Oh lord, this made me lol. Shian claiming to be a “progarmer”? Anyone who’s ever programmed knows that precise spelling is important for variable names, among other reasons. Considering Shian’s posts, any code he’d write would be a complete train wreck.

As for the main subject: Hunter, I think you may have answered your own question. If you’ve ever played Final Fantasy XII and used Gambits, or Sorcery Quest’s Automata (on Kong), they provide a very simple interface for making rudimentary algorithms. I.e. Use heal if hp < 30%, or in this case, play Hephatat after two units with anti air have been deployed. Of course this would totally be up to NETRAT, and it still wouldn’t be perfect, but you get the idea.
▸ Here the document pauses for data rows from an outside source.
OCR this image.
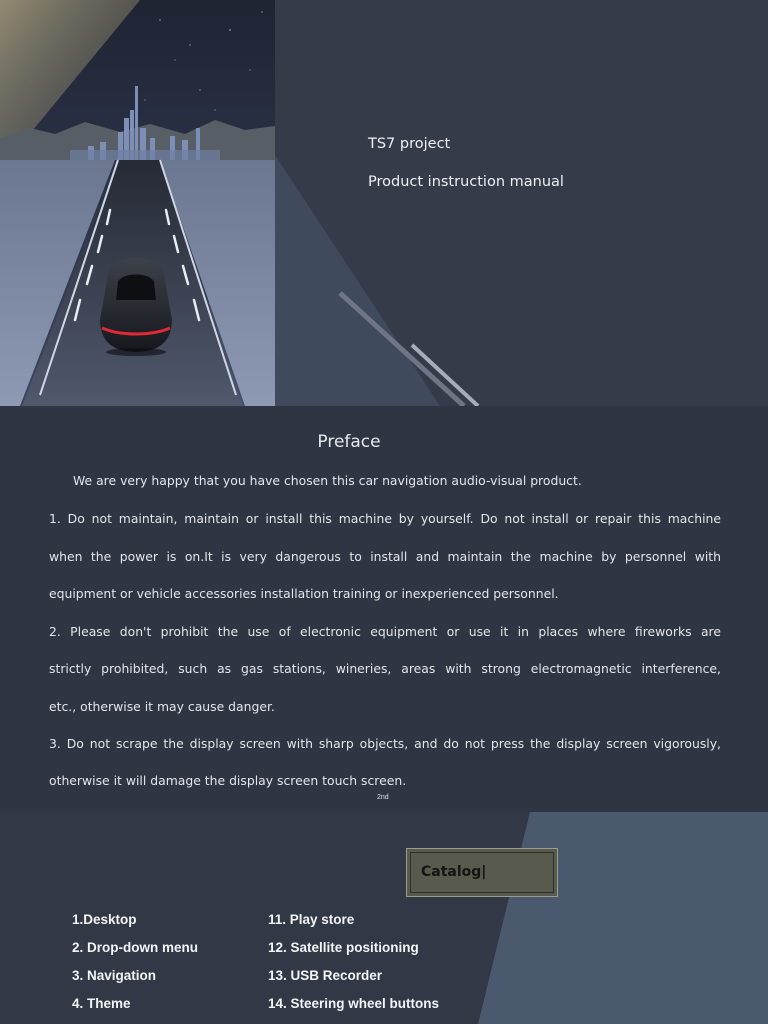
TS7 project
Product instruction manual
Preface
We are very happy that you have chosen this car navigation audio-visual product.
1. Do not maintain, maintain or install this machine by yourself. Do not install or repair this machine
when the power is on.It is very dangerous to install and maintain the machine by personnel with
equipment or vehicle accessories installation training or inexperienced personnel.
2. Please don't prohibit the use of electronic equipment or use it in places where fireworks are
strictly prohibited, such as gas stations, wineries, areas with strong electromagnetic interference,
etc., otherwise it may cause danger.
3. Do not scrape the display screen with sharp objects, and do not press the display screen vigorously,
otherwise it will damage the display screen touch screen.
2nd
Catalog|
1.Desktop
2. Drop-down menu
3. Navigation
4. Theme
11. Play store
12. Satellite positioning
13. USB Recorder
14. Steering wheel buttons
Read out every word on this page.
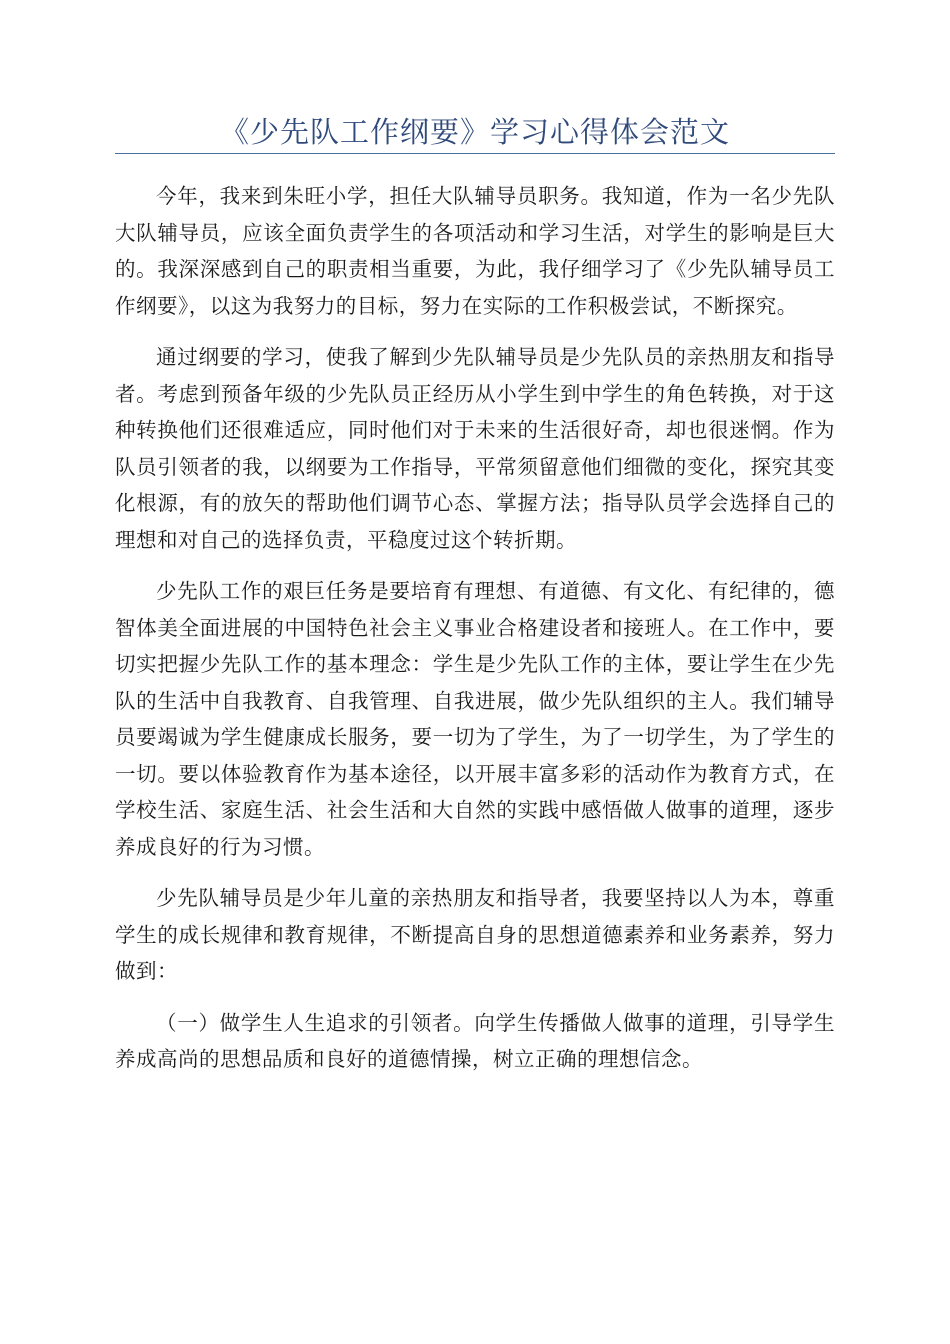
《少先队工作纲要》学习心得体会范文

今年，我来到朱旺小学，担任大队辅导员职务。我知道，作为一名少先队大队辅导员，应该全面负责学生的各项活动和学习生活，对学生的影响是巨大的。我深深感到自己的职责相当重要，为此，我仔细学习了《少先队辅导员工作纲要》，以这为我努力的目标，努力在实际的工作积极尝试，不断探究。

通过纲要的学习，使我了解到少先队辅导员是少先队员的亲热朋友和指导者。考虑到预备年级的少先队员正经历从小学生到中学生的角色转换，对于这种转换他们还很难适应，同时他们对于未来的生活很好奇，却也很迷惘。作为队员引领者的我，以纲要为工作指导，平常须留意他们细微的变化，探究其变化根源，有的放矢的帮助他们调节心态、掌握方法；指导队员学会选择自己的理想和对自己的选择负责，平稳度过这个转折期。

少先队工作的艰巨任务是要培育有理想、有道德、有文化、有纪律的，德智体美全面进展的中国特色社会主义事业合格建设者和接班人。在工作中，要切实把握少先队工作的基本理念：学生是少先队工作的主体，要让学生在少先队的生活中自我教育、自我管理、自我进展，做少先队组织的主人。我们辅导员要竭诚为学生健康成长服务，要一切为了学生，为了一切学生，为了学生的一切。要以体验教育作为基本途径，以开展丰富多彩的活动作为教育方式，在学校生活、家庭生活、社会生活和大自然的实践中感悟做人做事的道理，逐步养成良好的行为习惯。

少先队辅导员是少年儿童的亲热朋友和指导者，我要坚持以人为本，尊重学生的成长规律和教育规律，不断提高自身的思想道德素养和业务素养，努力做到：

（一）做学生人生追求的引领者。向学生传播做人做事的道理，引导学生养成高尚的思想品质和良好的道德情操，树立正确的理想信念。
compile errors is like spell check =P. Then you gota figure out if it’s a logic issue, syntax, or run time error ya it can be a pain. I admit speling and syntax is not my strong suit.

 
Flag Post
Originally posted by BlankZero:

The “work” involved in shuffling the deck and restricting choices to one of the three cards in hand at any point in time is utterly trivial, and given that you are unlikely to draw your cards in the same order every match, this restriction helps account for the probability of placing key cards at particular moments — it is certainly not “unneccisary[sic]”.


I think this restriction is useful for normal players, but unnecessary for advanced players. Because if we cannot control all the perimeters in the simulation program, we may get a wrong answer.
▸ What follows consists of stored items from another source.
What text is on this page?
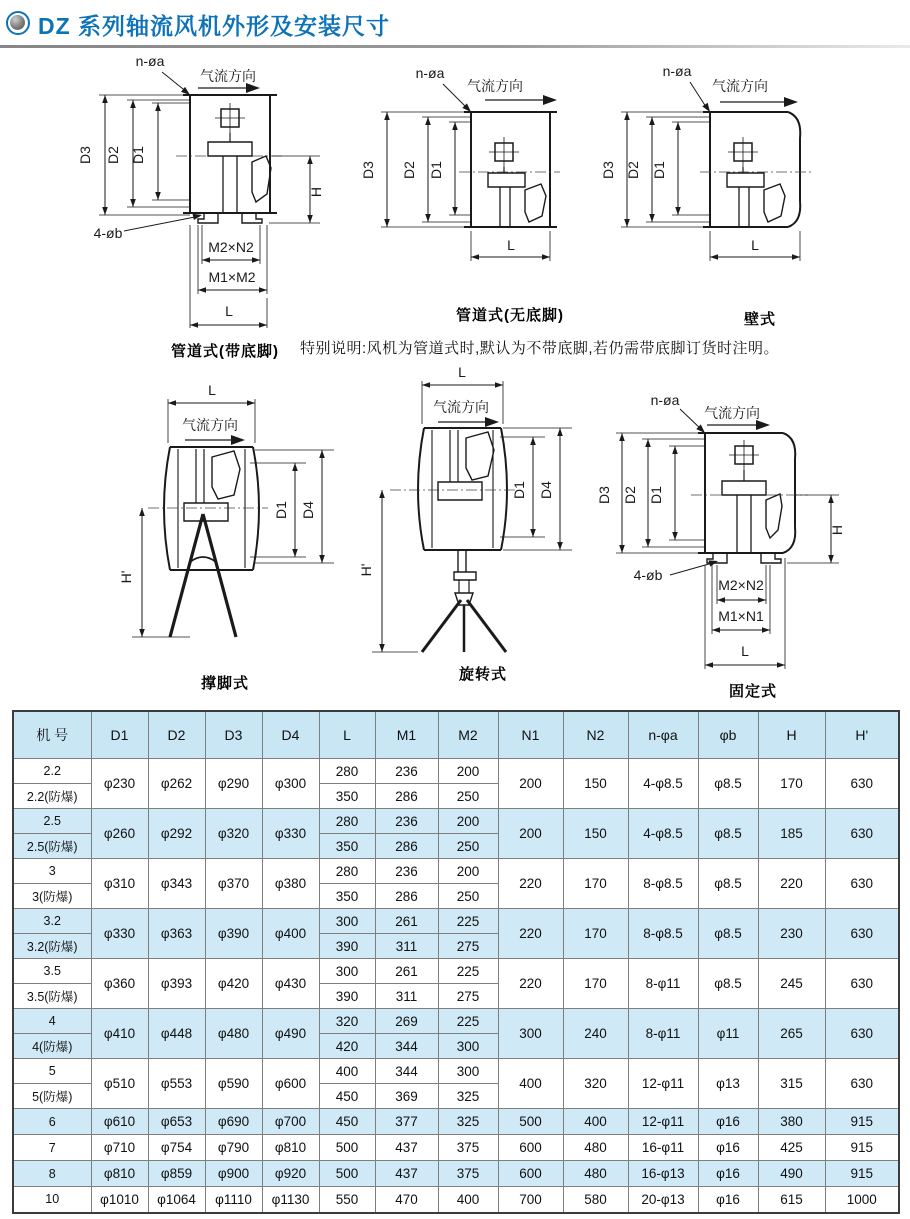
DZ 系列轴流风机外形及安装尺寸
D3 D2 D1
H
n-øa
气流方向
4-øb
M2×N2
M1×M2
L
管道式(带底脚)
D3 D2 D1
n-øa
气流方向
L
管道式(无底脚)
D3 D2 D1
n-øa
气流方向
L
壁式
L
气流方向
D1 D4
H'
撑脚式
L
气流方向
D1 D4
H'
旋转式
D3 D2 D1
n-øa
气流方向
H
4-øb
M2×N2
M1×N1
L
固定式
特别说明:风机为管道式时,默认为不带底脚,若仍需带底脚订货时注明。
机 号	D1	D2	D3	D4	L	M1	M2	N1	N2	n-φa	φb	H	H'
2.2	φ230	φ262	φ290	φ300	280	236	200	200	150	4-φ8.5	φ8.5	170	630
2.2(防爆)					350	286	250						
2.5	φ260	φ292	φ320	φ330	280	236	200	200	150	4-φ8.5	φ8.5	185	630
2.5(防爆)					350	286	250						
3	φ310	φ343	φ370	φ380	280	236	200	220	170	8-φ8.5	φ8.5	220	630
3(防爆)					350	286	250						
3.2	φ330	φ363	φ390	φ400	300	261	225	220	170	8-φ8.5	φ8.5	230	630
3.2(防爆)					390	311	275						
3.5	φ360	φ393	φ420	φ430	300	261	225	220	170	8-φ11	φ8.5	245	630
3.5(防爆)					390	311	275						
4	φ410	φ448	φ480	φ490	320	269	225	300	240	8-φ11	φ11	265	630
4(防爆)					420	344	300						
5	φ510	φ553	φ590	φ600	400	344	300	400	320	12-φ11	φ13	315	630
5(防爆)					450	369	325						
6	φ610	φ653	φ690	φ700	450	377	325	500	400	12-φ11	φ16	380	915
7	φ710	φ754	φ790	φ810	500	437	375	600	480	16-φ11	φ16	425	915
8	φ810	φ859	φ900	φ920	500	437	375	600	480	16-φ13	φ16	490	915
10	φ1010	φ1064	φ1110	φ1130	550	470	400	700	580	20-φ13	φ16	615	1000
So, I think if we can split the “Ordered” option into “Priority order”(= old one) and “Exact order”(assume we can always play the right card), we can manually find the best order and the second best order.

 
Flag Post

For those looking for exact order, you can get a small sample size with win ratio in the “Calcuate best order” feature under the Card Order tab.
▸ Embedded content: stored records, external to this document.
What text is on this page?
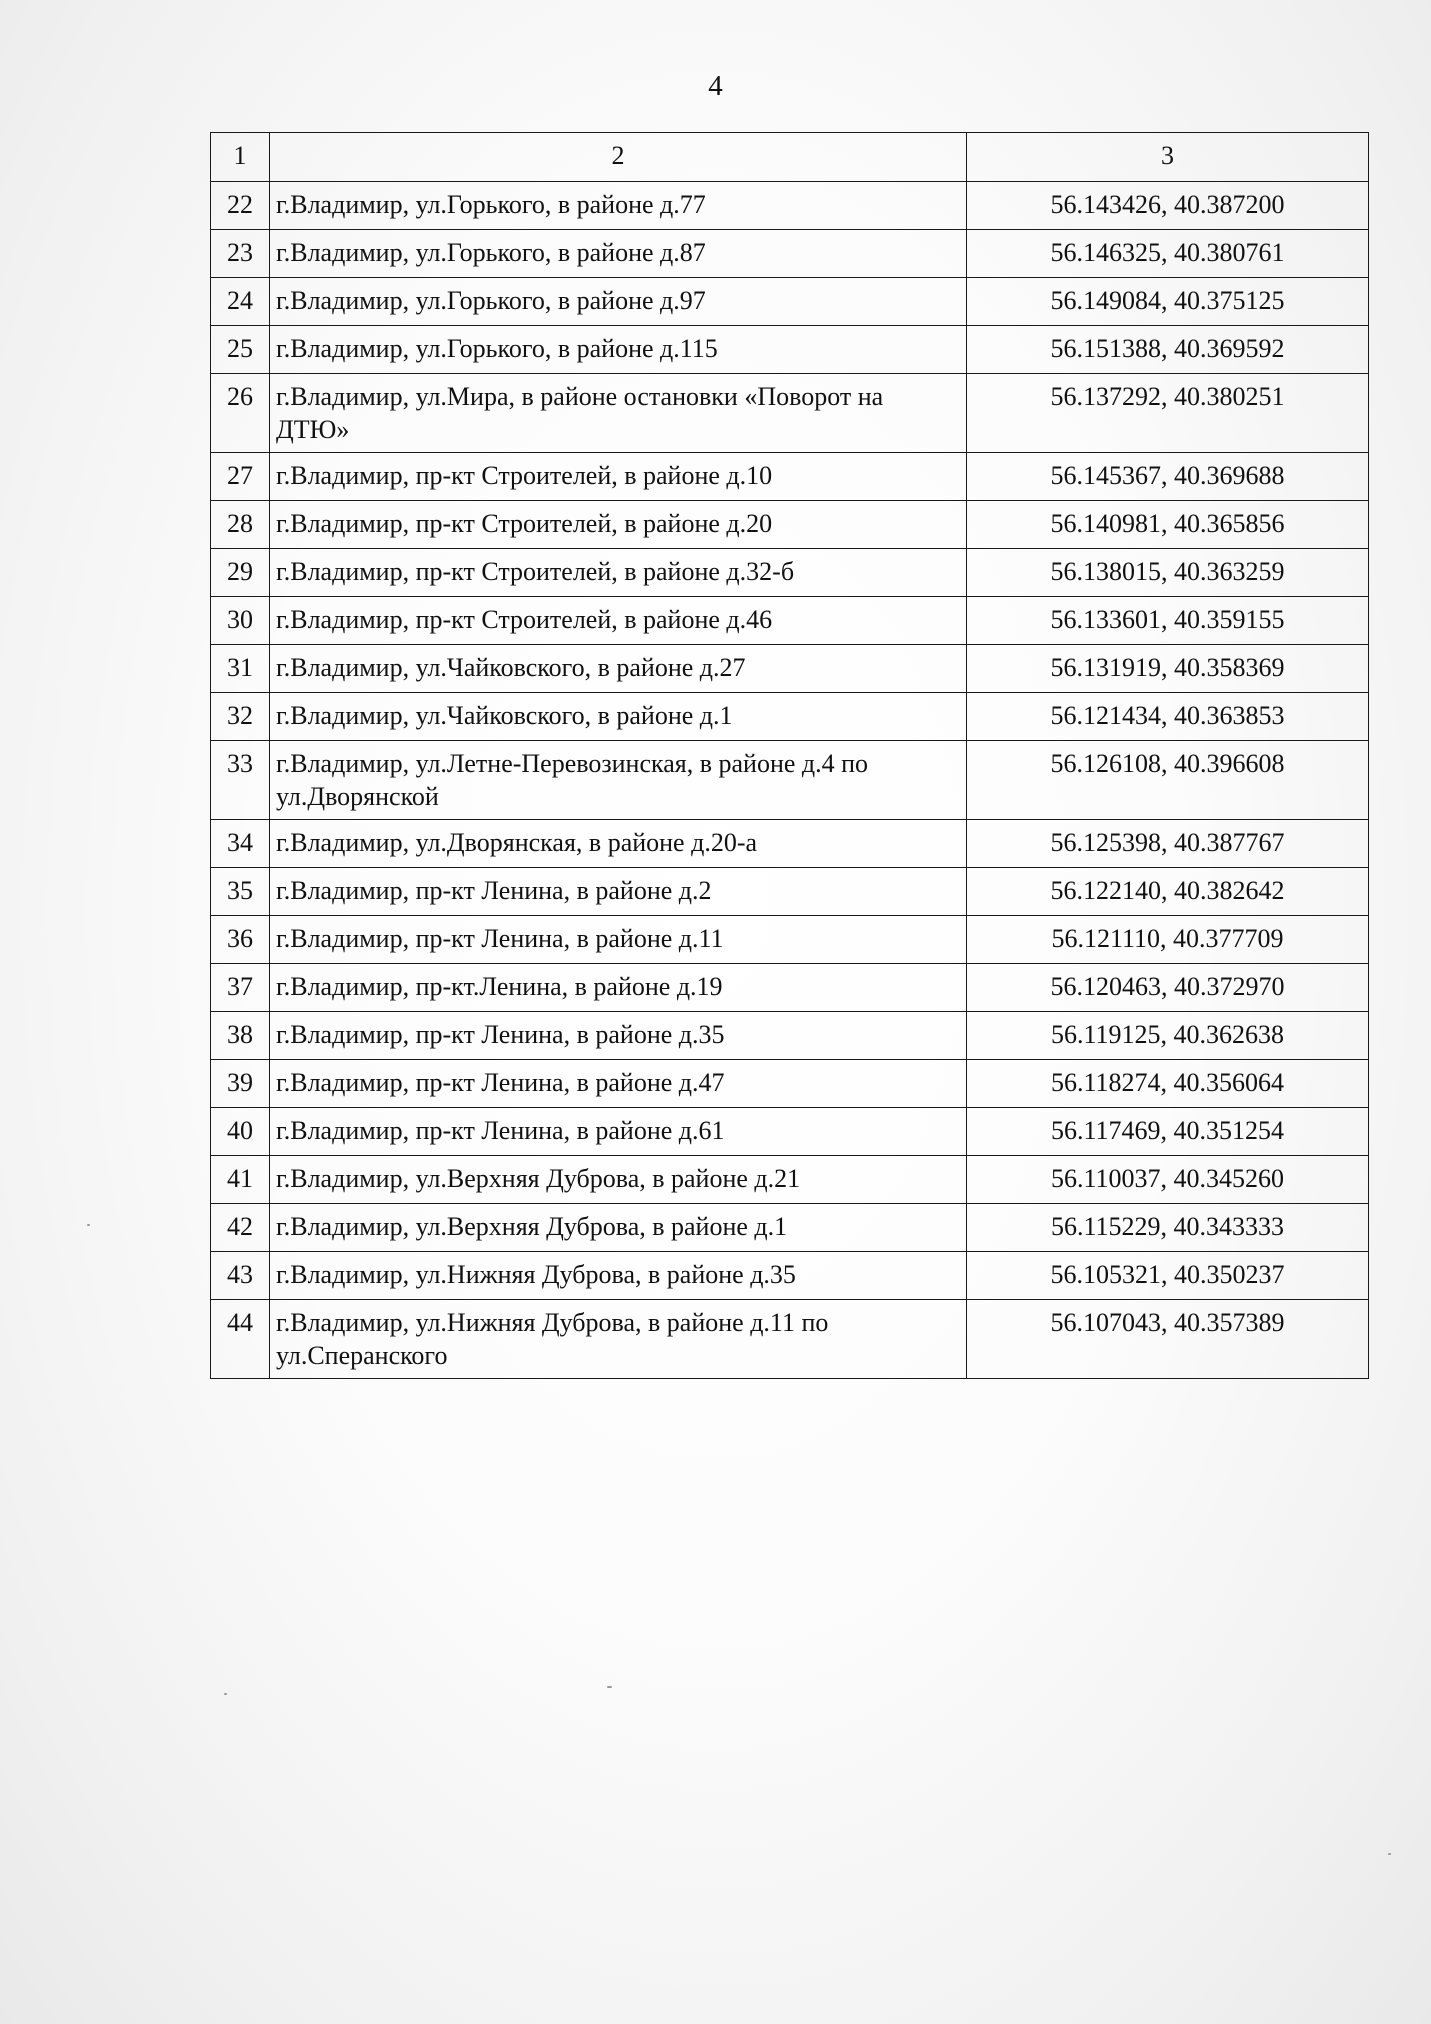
4
1	2	3
22	г.Владимир, ул.Горького, в районе д.77	56.143426, 40.387200
23	г.Владимир, ул.Горького, в районе д.87	56.146325, 40.380761
24	г.Владимир, ул.Горького, в районе д.97	56.149084, 40.375125
25	г.Владимир, ул.Горького, в районе д.115	56.151388, 40.369592
26	г.Владимир, ул.Мира, в районе остановки «Поворот на ДТЮ»	56.137292, 40.380251
27	г.Владимир, пр-кт Строителей, в районе д.10	56.145367, 40.369688
28	г.Владимир, пр-кт Строителей, в районе д.20	56.140981, 40.365856
29	г.Владимир, пр-кт Строителей, в районе д.32-б	56.138015, 40.363259
30	г.Владимир, пр-кт Строителей, в районе д.46	56.133601, 40.359155
31	г.Владимир, ул.Чайковского, в районе д.27	56.131919, 40.358369
32	г.Владимир, ул.Чайковского, в районе д.1	56.121434, 40.363853
33	г.Владимир, ул.Летне-Перевозинская, в районе д.4 по ул.Дворянской	56.126108, 40.396608
34	г.Владимир, ул.Дворянская, в районе д.20-а	56.125398, 40.387767
35	г.Владимир, пр-кт Ленина, в районе д.2	56.122140, 40.382642
36	г.Владимир, пр-кт Ленина, в районе д.11	56.121110, 40.377709
37	г.Владимир, пр-кт.Ленина, в районе д.19	56.120463, 40.372970
38	г.Владимир, пр-кт Ленина, в районе д.35	56.119125, 40.362638
39	г.Владимир, пр-кт Ленина, в районе д.47	56.118274, 40.356064
40	г.Владимир, пр-кт Ленина, в районе д.61	56.117469, 40.351254
41	г.Владимир, ул.Верхняя Дуброва, в районе д.21	56.110037, 40.345260
42	г.Владимир, ул.Верхняя Дуброва, в районе д.1	56.115229, 40.343333
43	г.Владимир, ул.Нижняя Дуброва, в районе д.35	56.105321, 40.350237
44	г.Владимир, ул.Нижняя Дуброва, в районе д.11 по ул.Сперанского	56.107043, 40.357389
Also, I suggest having Hephatat in third position even if it’s a key card you don’t want mimicked or double striked. It’s more important to have the first few cards two-shot (or one) to get a disassembly line going.

Longshot isn’t that great in terms of damage potential in this raid since it only does 3 damage to air units (can’t one-shot Troopers and Interceptors, can’t two-shot Vaporwings) and 1 damage to ground units (stalled by Dominated Hatchlings) but it makes up for it by survivability.
Perhaps this is why EMP is preferred over Skimmer since some damage from flanking isn’t guaranteed for the quicker win.


As for the issue with uniques, there isn’t much of a problem as most of the time the best counter to all cards will be recommended as first drop in auto evaluation. (e.g. Lucina the Wicked + Tiamat for Sentinel Reborn)
If the deck is based around a combo, then you might have to use a little intuition.

 
Flag Post

Another idea that came to me today is to use heuristics to roughly guess which is the best card to play in any scenario (the same could also be used to find an optimal order). This would help us determine what the ultimate right best card is in any given situation without having to do thousands or millions of simulations. The only problem is that developing truly comprehensive heuristics that would come close to matching the strength of an evaluator is near impossible (ie what a human thinks of in roughly 3-4 seconds would take hundreds of lines of coding the heuristics). And then the heuristics would have to be tested. All in all, it (probably) is the optimal solution, in terms of balencing all the issues, but would require major work.

 
Flag Post

I know that, but the sim evaluates how the deck perform in all cases, even if you missplay the cards. by playing cards in a certain order the sim evaluates the number of chances it has to improve the win rate of the deck, despite the fact that the card will die soon.

I can say this because i also posted a raid deck that on auto it had a 70% win chance, but on auto it could win up to 85% or close to that because of the good use of other cards, like epicenter thunder crag and an action card.

Action cards are unpredictable and best used by a human player to evaluate whether or not they should be used, and usually the evaluator gives it a lower rating because it can’t calculate how useful it can actually be.

Also the evaluator can’t calculate the experience of the user which usually comes in handy when playing certain high risk high reward cards.